Sur scène, la démonstration est allée jusqu'au geste : un bras robotique a saisi une tasse et attrapé une pomme, sans commande vocale ni mouvement physique de l'opérateur. « Une décennie de recherche en BCI nous a donné la capacité de décoder ce qu'une personne a l'intention de faire et de le traduire en action machine », déclare Nyx He, Partner et Senior Vice President de BrainCo, selon RoboticsTomorrow. La plateforme, précise la société, est compatible avec des humanoïdes, des bras robotiques et des robots quadrupèdes tiers, et s'accompagne d'un kit de collecte de données inédit, avec une plateforme roulante à deux bras et un gant de collecte haute précision.

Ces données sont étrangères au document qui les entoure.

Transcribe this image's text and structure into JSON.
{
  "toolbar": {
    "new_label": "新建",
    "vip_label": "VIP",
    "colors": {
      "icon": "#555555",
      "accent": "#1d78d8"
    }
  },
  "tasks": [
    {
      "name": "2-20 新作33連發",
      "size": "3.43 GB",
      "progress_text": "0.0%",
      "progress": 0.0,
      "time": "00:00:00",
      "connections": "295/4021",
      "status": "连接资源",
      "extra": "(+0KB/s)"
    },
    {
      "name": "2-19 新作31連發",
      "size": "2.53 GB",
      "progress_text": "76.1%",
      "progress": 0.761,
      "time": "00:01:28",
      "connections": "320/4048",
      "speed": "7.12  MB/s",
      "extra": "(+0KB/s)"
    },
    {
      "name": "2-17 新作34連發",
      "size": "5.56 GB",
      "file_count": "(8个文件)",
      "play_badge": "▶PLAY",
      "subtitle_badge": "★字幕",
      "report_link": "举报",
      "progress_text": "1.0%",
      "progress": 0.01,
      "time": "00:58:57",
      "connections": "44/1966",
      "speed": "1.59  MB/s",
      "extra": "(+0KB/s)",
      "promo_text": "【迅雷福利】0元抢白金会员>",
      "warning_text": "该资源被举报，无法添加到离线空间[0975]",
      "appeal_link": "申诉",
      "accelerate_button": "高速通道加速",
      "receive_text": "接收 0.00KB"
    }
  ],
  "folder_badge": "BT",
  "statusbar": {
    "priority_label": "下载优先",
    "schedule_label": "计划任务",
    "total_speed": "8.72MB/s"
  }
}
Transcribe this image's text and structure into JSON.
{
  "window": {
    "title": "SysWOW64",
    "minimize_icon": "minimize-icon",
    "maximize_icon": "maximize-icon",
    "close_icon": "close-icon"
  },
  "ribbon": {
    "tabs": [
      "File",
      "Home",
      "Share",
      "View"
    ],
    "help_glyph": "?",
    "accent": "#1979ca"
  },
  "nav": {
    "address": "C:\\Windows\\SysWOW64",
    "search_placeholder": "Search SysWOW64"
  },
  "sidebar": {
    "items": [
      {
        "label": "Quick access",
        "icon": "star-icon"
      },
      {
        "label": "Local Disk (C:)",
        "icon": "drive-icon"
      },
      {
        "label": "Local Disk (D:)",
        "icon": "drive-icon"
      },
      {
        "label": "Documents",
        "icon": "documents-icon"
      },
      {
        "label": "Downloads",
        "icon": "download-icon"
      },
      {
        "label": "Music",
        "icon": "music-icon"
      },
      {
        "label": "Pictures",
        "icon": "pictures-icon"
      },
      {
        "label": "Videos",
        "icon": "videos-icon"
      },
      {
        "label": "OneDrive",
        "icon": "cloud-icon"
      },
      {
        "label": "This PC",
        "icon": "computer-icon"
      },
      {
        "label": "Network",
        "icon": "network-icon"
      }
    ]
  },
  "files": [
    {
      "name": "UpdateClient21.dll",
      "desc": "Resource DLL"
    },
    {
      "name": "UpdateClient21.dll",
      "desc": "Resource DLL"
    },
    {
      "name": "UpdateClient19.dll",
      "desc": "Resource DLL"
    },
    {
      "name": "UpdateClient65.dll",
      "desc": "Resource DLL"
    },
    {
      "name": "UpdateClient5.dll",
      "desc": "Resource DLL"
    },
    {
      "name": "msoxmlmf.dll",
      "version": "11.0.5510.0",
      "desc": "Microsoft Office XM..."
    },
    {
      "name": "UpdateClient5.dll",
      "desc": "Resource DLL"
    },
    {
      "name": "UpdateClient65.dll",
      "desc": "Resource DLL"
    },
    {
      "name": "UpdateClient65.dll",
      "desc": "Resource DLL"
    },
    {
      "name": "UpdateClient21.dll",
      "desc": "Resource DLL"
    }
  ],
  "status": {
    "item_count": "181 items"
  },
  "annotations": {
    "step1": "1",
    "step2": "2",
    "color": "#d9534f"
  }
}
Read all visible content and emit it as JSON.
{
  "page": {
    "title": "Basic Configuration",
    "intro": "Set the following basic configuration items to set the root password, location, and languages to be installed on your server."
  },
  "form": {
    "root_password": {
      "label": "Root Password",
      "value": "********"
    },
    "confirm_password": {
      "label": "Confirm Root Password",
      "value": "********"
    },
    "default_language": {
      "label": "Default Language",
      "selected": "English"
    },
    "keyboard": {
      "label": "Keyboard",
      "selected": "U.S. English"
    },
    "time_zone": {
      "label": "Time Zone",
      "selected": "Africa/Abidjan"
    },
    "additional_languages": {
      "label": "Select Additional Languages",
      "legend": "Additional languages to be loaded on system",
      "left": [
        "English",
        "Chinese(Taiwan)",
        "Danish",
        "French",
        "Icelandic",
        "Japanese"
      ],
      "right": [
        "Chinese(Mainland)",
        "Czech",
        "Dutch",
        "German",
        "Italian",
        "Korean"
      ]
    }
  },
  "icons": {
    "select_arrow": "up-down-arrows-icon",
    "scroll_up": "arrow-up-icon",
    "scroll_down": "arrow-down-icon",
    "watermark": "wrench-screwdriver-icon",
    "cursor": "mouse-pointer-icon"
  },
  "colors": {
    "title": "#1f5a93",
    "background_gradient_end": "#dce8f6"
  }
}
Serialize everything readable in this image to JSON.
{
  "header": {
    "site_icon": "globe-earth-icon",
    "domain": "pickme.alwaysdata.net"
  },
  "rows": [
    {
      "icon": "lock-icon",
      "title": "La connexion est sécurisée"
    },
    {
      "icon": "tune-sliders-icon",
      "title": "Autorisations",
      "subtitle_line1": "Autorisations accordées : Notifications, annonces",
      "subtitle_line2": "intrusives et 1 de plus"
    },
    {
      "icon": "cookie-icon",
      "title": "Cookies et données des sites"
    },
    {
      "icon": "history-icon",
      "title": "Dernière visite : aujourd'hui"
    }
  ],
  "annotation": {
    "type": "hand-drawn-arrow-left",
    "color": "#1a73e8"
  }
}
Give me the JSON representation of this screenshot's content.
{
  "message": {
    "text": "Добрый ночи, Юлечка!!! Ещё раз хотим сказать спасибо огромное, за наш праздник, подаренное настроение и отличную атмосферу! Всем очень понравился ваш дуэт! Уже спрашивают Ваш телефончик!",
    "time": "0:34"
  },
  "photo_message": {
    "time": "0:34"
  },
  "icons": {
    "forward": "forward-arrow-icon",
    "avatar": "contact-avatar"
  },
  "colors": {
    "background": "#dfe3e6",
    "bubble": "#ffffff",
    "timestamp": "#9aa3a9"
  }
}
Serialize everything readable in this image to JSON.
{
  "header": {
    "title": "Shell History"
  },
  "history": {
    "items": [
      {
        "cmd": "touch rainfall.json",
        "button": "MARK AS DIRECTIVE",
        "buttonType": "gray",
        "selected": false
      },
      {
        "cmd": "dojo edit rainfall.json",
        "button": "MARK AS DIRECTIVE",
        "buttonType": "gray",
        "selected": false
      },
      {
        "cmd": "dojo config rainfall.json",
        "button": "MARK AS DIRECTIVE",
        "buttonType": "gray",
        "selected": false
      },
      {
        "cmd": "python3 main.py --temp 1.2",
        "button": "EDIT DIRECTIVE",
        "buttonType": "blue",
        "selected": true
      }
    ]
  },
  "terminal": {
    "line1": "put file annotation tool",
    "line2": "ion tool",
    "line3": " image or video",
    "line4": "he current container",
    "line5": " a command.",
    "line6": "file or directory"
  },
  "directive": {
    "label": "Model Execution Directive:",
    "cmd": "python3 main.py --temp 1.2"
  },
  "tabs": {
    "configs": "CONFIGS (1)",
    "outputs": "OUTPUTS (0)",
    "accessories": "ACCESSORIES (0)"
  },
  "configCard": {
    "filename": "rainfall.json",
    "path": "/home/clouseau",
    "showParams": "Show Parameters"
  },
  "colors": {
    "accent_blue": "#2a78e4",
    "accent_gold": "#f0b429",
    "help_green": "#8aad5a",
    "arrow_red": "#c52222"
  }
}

Ce qui rend l'annonce intéressante au-delà de l'effet de démonstration, c'est le pari du non-invasif : un casque, pas un implant. Si le wearable tient à l'échelle, la barrière d'entrée pour les usages en accessibilité, en industrie et en R&D robotique baisse fortement. Et pour les équipes qui construisent des humanoïdes, la couche stratégique n'est plus seulement le bras ni le modèle de contrôle, c'est le middleware qui relie une intention humaine à un mouvement de robot tiers.

L'honnête réserve, c'est que la démonstration reste une démonstration. Le reportage ne donne aucun chiffre sur la précision de décodage, le nombre d'intentions distinctes que le système sait distinguer, ni le temps de calibration nécessaire pour un utilisateur qui n'a jamais porté le casque. Les 200 millisecondes annoncées valent la peine d'être notées, pas de servir de conclusion.

Ce qui reste à suivre, c'est moins le prochain benchmark que la trajectoire commerciale : quels clients pilotes, dans quels secteurs, et à quelles conditions la plateforme s'ouvre à des développeurs tiers. Si BrainCo transforme cette scène en socle de développement réel, l'écosystème embodied AI chinois, dont Hangzhou est déjà l'un des pôles, vient de gagner une brique difficile à répliquer sans passer par la chirurgie.